On Friday 3 March 1944, LM475, the aircraft that would become B for Baker, appears in Phil Smith’s logbook for the first time. Two flights are recorded on this day, and while on the face of it they appear perfectly normal – two sessions of High Level Bombing, one during the day and one by night – the entries would lead to much head-scratching on my part, some seven decades later.
Phil’s logbook records this for the first flight:
Lancaster LM475. Pilot: Self, Crew: W/Cdr Balmer, F/L McCarthy, Crew. HLB. Landed at Hunsdon. 2.05hrs Day.
There are a few curiosities in this entry. Wing Commander Balmer was the 467 Squadron Commanding Officer. It appears most likely that the other passenger was Flight Lieutenant Patrick Ernest McCarthy, who was probably the 467 Squadron Bombing Leader at the time. It is unclear whether Phil’s ‘normal’ bomb aimer Jerry Parker came along or not as Phil had a habit of not recording full crew names for non-operational flights. The reason for the trip to Hunsdon (a nightfighter airfield 20 miles north of London, or some 100 miles from Waddington) is unknown. There is a possibility that this could have been a check flight for either Phil Smith or for the new aircraft, though I don’t know if Squadron Commanders carried out this sort of activity. More likely, perhaps, is that Balmer needed to get to London and so Phil took the opportunity to take his new aeroplane for a spin to get him there.
The mystery deepens however when we throw the entry in Jack Purcell’s logbook into the mix:
Lancaster. Pilot S/Ldr Smith. Duty: Navigator. Remarks: Owethorpe – H.L.B. 1.25hrs Day.
Owethorpe is most likely a spelling error – there was a practice bombing range at Owthorpe (without the ‘e’), just east of Nottingham, and this was probably the destination for the bombing exercise. The High Level Bombing part agrees with what is in Phil’s logbook, but there is an alarming inconsistency here: Phil records the flight as having been 40 minutes longer than Jack did. My initial theory was that Balmer went along first for a 40-minute check flight in the Waddington circuit with Phil Smith only, and then the remainder of the crew with F/L McCarthy joined them for a flight to Hunsdon via the practice range at Owthorpe. But I’m not sure that 1.25 hours is enough time to get from Waddington to Hunsdon via Owthorpe, particularly when the later flight to another range close to Nottingham took 1.30 hours on its own.

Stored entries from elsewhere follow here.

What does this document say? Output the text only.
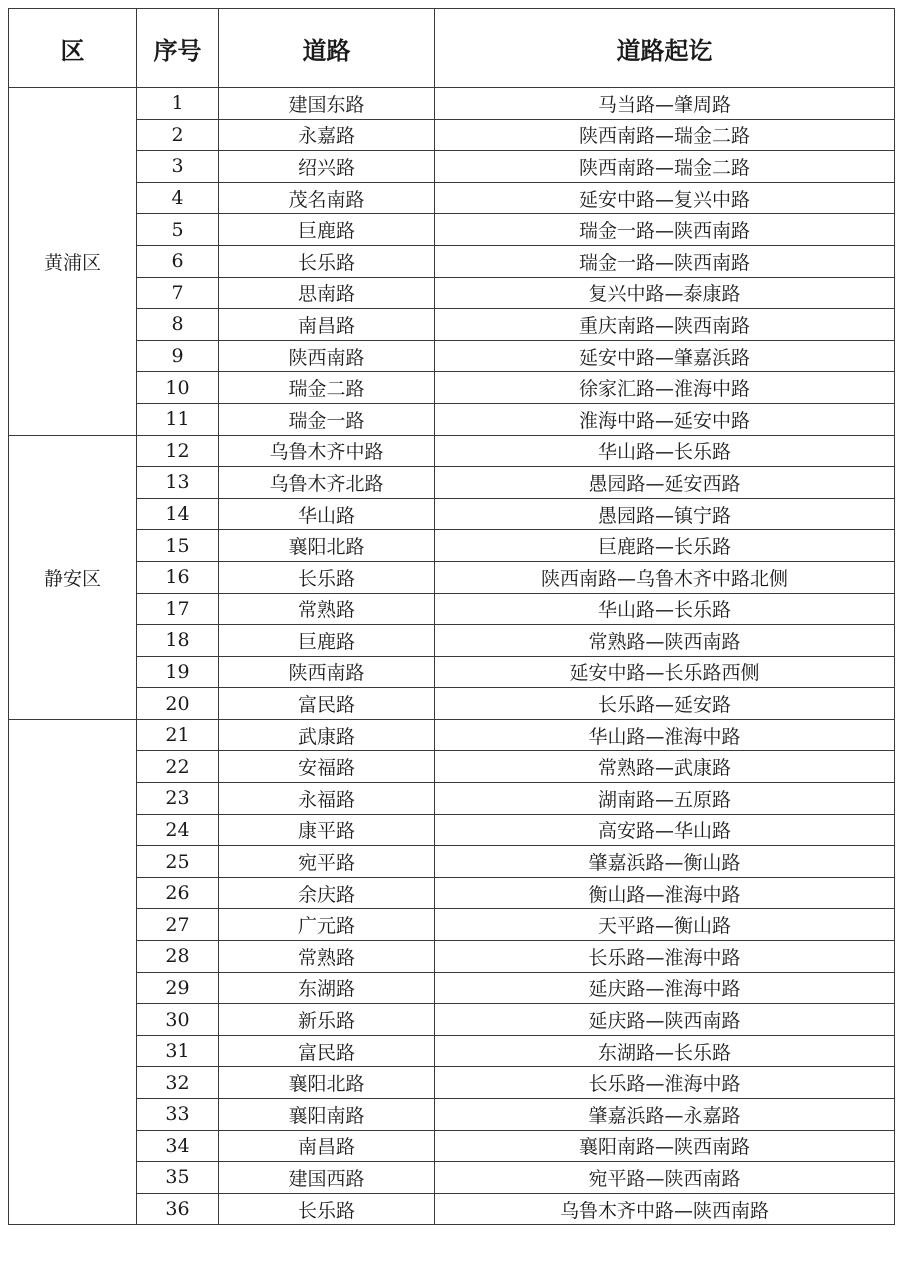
区	序号	道路	道路起讫
黄浦区	1	建国东路	马当路—肇周路
	2	永嘉路	陕西南路—瑞金二路
	3	绍兴路	陕西南路—瑞金二路
	4	茂名南路	延安中路—复兴中路
	5	巨鹿路	瑞金一路—陕西南路
	6	长乐路	瑞金一路—陕西南路
	7	思南路	复兴中路—泰康路
	8	南昌路	重庆南路—陕西南路
	9	陕西南路	延安中路—肇嘉浜路
	10	瑞金二路	徐家汇路—淮海中路
	11	瑞金一路	淮海中路—延安中路
静安区	12	乌鲁木齐中路	华山路—长乐路
	13	乌鲁木齐北路	愚园路—延安西路
	14	华山路	愚园路—镇宁路
	15	襄阳北路	巨鹿路—长乐路
	16	长乐路	陕西南路—乌鲁木齐中路北侧
	17	常熟路	华山路—长乐路
	18	巨鹿路	常熟路—陕西南路
	19	陕西南路	延安中路—长乐路西侧
	20	富民路	长乐路—延安路
	21	武康路	华山路—淮海中路
	22	安福路	常熟路—武康路
	23	永福路	湖南路—五原路
	24	康平路	高安路—华山路
	25	宛平路	肇嘉浜路—衡山路
	26	余庆路	衡山路—淮海中路
	27	广元路	天平路—衡山路
	28	常熟路	长乐路—淮海中路
	29	东湖路	延庆路—淮海中路
	30	新乐路	延庆路—陕西南路
	31	富民路	东湖路—长乐路
	32	襄阳北路	长乐路—淮海中路
	33	襄阳南路	肇嘉浜路—永嘉路
	34	南昌路	襄阳南路—陕西南路
	35	建国西路	宛平路—陕西南路
	36	长乐路	乌鲁木齐中路—陕西南路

This second flight appears to be recorded correctly in both logbooks. Phil says this:
Lancaster LM475. Pilot: Self. Crew: Crew, F/Lt McCarthy. HLB (5). 145yds bombing error. 1.30hrs Night with 0.45hrs Instrument.
And Jack says this:
Lancaster. Pilot: S/Ldr Smith. Duty: Navigator. Remarks: Eppistone – HLB. 1.30hrs Night.
These entries both clearly relate to the same flight (1.30 hours at night with S/L Smith), which was for more practice bombing. Once again F/L McCarthy went along (no mention if Jerry Parker was also on board though), and Jack has misspelt the destination (which come to think of it is a somewhat startling trait for a navigator!) which should probably be ‘Epperstone,’ the site of another practice bombing range seven miles north east of Nottingham. This also tallies with the entry in the 467 Squadron Operational Record Book:
No ops again today – instead we had 2 Bulls Eyes and plenty of Bombing Practice at night. With the moonlight conditions were ideal.
So this second flight is fairly easy to explain. But it’s hard to think of a scenario which could explain a flight on which practice bombing was carried out at Owthorpe AND a landing made at Hunsdon, with the Squadron Commander AND the Bombing Leader along for the ride, on a trip on which the pilot logged 2.05 hours but the navigator logged just 1.25 hours. The simplest explanation would be that Jack Purcell made a mistake. If we assume this was the case, it would be quite reasonable to fly from Waddington to Hunsdon, either to drop off W/C Balmer or simply as an exercise on which Balmer came along to observe, via a few practice bombing runs at Owthorpe range, and then back to Waddington again inside 2.05 hours. Judging on other parts of his logbook Jack’s record keeping was never particularly fantastic so a mistake is a distinct possibility. It does not sit well with the fastidious nature of his job as a navigator though.
There is insufficient information in the sources currently available to me to explain what might have happened in a definitive sense. The ORBs do not record non-operational flights in adequate detail and Phil did not write of this trip in his post-war manuscript so the only way of being sure would be to compare the logbooks of all those involved. But as far as I know out of the crew of B for Baker only Jack’s and Phil’s logbooks have survived, and they disagree with each other. This one will probably remain a mystery.